Donc on a pris la route avec pas de casque vers Bukakata, puis vers Lumbu. À Bukakata, on a marché dans un petit village de pêcheurs sur le bord du lac Victoria. C’est minuscule, mais tellement dense! Plusieurs bateaux étaient à sec, certains étaient ancrés pas très loin, et les filets séchaient sur la berge. Il était environ midi, donc un peu tard pour voir les prises du matin. La plupart des pêcheurs là-bas pêchent le mukene la nuit (c’est un petit méné présent dans le lac Victoria, et aussi à Nabugabo où je suis). Les maisons sont en tôle, minuscules et collées les unes sur les autres. Dans les rues étroites, il y a aussi quelques commerces, tout aussi minuscules. Il n’y a à peu près pas de végétation. C’est tellement différent du village près du lac Nabugabo! À Bukakata, les gens vivent de la pêche uniquement. À Nabugabo, les pêcheurs cultivent aussi leurs légumes, fruits, parfois certaines céréales, et plusieurs élèvent aussi quelques poules et cochons. Les maisons ici sont pour la plupart en brique, très espacées les unes des autres, et il y a beaucoup de forêt. C’est complètement différent.

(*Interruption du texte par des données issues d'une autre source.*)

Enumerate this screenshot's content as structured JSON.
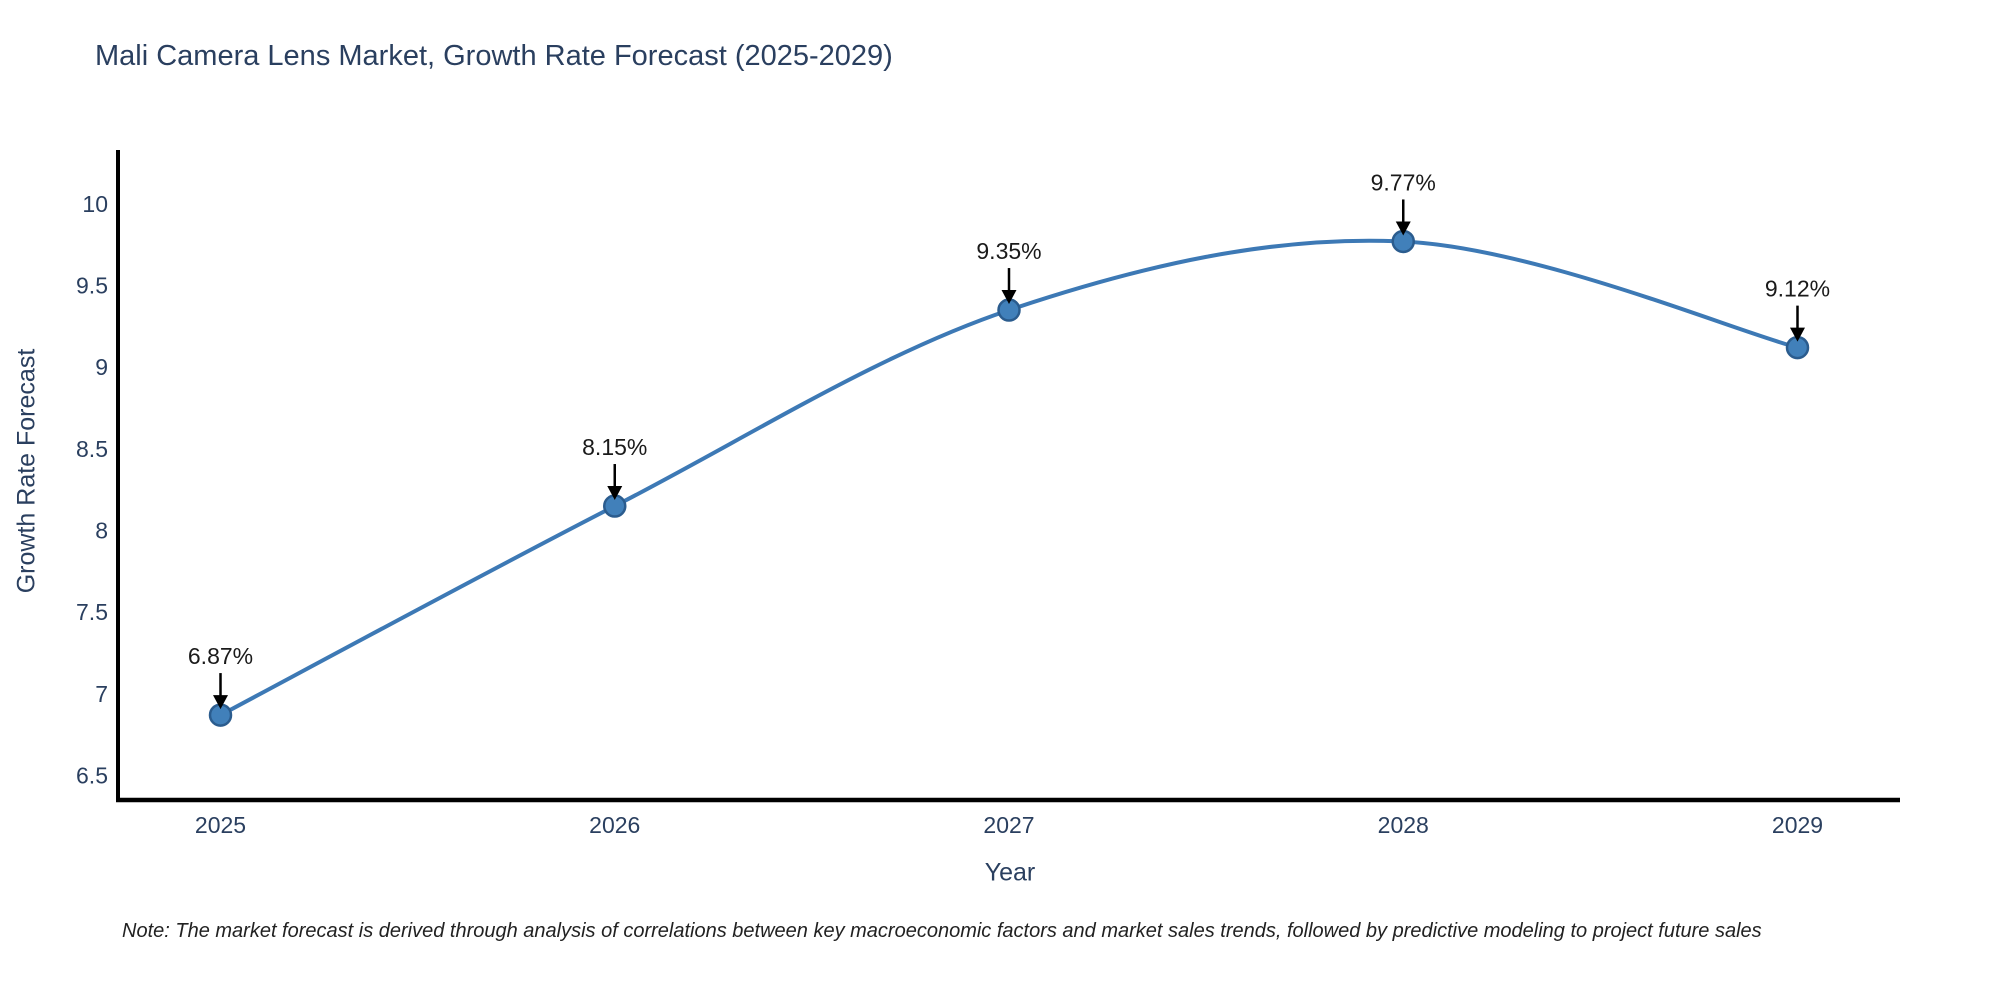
{
  "chart_data": {
    "type": "line",
    "title": "Mali Camera Lens Market, Growth Rate Forecast (2025-2029)",
    "xlabel": "Year",
    "ylabel": "Growth Rate Forecast",
    "x": [
      2025,
      2026,
      2027,
      2028,
      2029
    ],
    "values": [
      6.87,
      8.15,
      9.35,
      9.77,
      9.12
    ],
    "point_labels": [
      "6.87%",
      "8.15%",
      "9.35%",
      "9.77%",
      "9.12%"
    ],
    "x_tick_labels": [
      "2025",
      "2026",
      "2027",
      "2028",
      "2029"
    ],
    "y_ticks": [
      6.5,
      7,
      7.5,
      8,
      8.5,
      9,
      9.5,
      10
    ],
    "ylim": [
      6.35,
      10.33
    ],
    "xlim": [
      2024.74,
      2029.26
    ],
    "line_shape": "spline",
    "grid": false,
    "legend": "none",
    "note": "Note: The market forecast is derived through analysis of correlations between key macroeconomic factors and market sales trends, followed by predictive modeling to project future sales",
    "colors": {
      "line": "#3d79b5",
      "marker_fill": "#4180ba",
      "marker_edge": "#2b5c8e",
      "axis_line": "#000000",
      "tick_text": "#2a3f5f",
      "title_text": "#2a3f5f",
      "annotation_text": "#1a1a1a",
      "arrow": "#000000"
    }
  }
}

Après notre petite marche dans le village, on a repris la route pour aller à Lumbu. En s’y rendant, Mutebe m’a expliqué que jusqu’aux années 60, le lac Victoria s’étendait jusque sur la route sur laquelle on était en train de rouler. Et on a croisé un petit pâté de maisons qui n’était pas là il y a 5 ans! La région est encore assez humide, et durant la saison des pluies plusieurs parties sont inondées, mais les gens peuvent y vivre maintenant, puisque le lac a reculé un peu. Lumbu est un peu plus développé. Plus de rues, plus de maisons, plus de commerces, et aussi un lieu de collecte/vente de poissons pour l’expédition. Pendant qu’on faisait le tour du village, les gens nous saluaient. Ils sont très accueillants avec les étrangers : « Hey muzungu! How are you? » Et des enfants ont commencé à nous suivre. Ils étaient quelques uns au début, puis une dizaine autour de nous, et un petit garçon m’a tenu la main un moment. Certains nous ont suivi jusqu’à ce qu’on s’assoit pour manger, et ils sont restés un moment sur le porche à nous regarder. C’est si bizarre d’être le centre de l’attention. En même temps, je pense que je trouverai déstabilisant de me fondre dans la foule à mon retour à Montréal.

C’était une très belle journée. Et après ces quelques jours de divertissement, me voilà de retour au travail. Au doux son de la génératrice en plus.

Quand on se compare…

Comme je l’ai déjà dit, l’accès Internet ici est de piètre qualité. Et intermittent. Pour utiliser Internet, j’ai une clé USB qui contient une carte SIM. Je dois mettre cette carte dans mon téléphone pour acheter un forfait via ma compagnie cellulaire. C’est pas trop cher, mais ça vaut pas trop cher. Et selon la région où on se trouve, certaines compagnies sont meilleures que d’autres. J’ai la chance de profiter de l’expérience des gens qui étaient ici avant moi, donc je fais affaire avec la meilleure compagnie pour Nabugabo. Je peux avoir un accès potable à plusieurs endroits sur la station, incluant ma cabine, même si c’est super lent. Je m’en sors pas trop mal.

 

Pour Cinthia et Kathleen, c’est une autre histoire…

Cinthia et Kathleen ont trouvé un "hot spot" pour Internet. Ça a marché 5 minutes!

Cinthia et Kathleen ont trouvé un « hot spot » pour Internet. Ça a marché 5 minutes!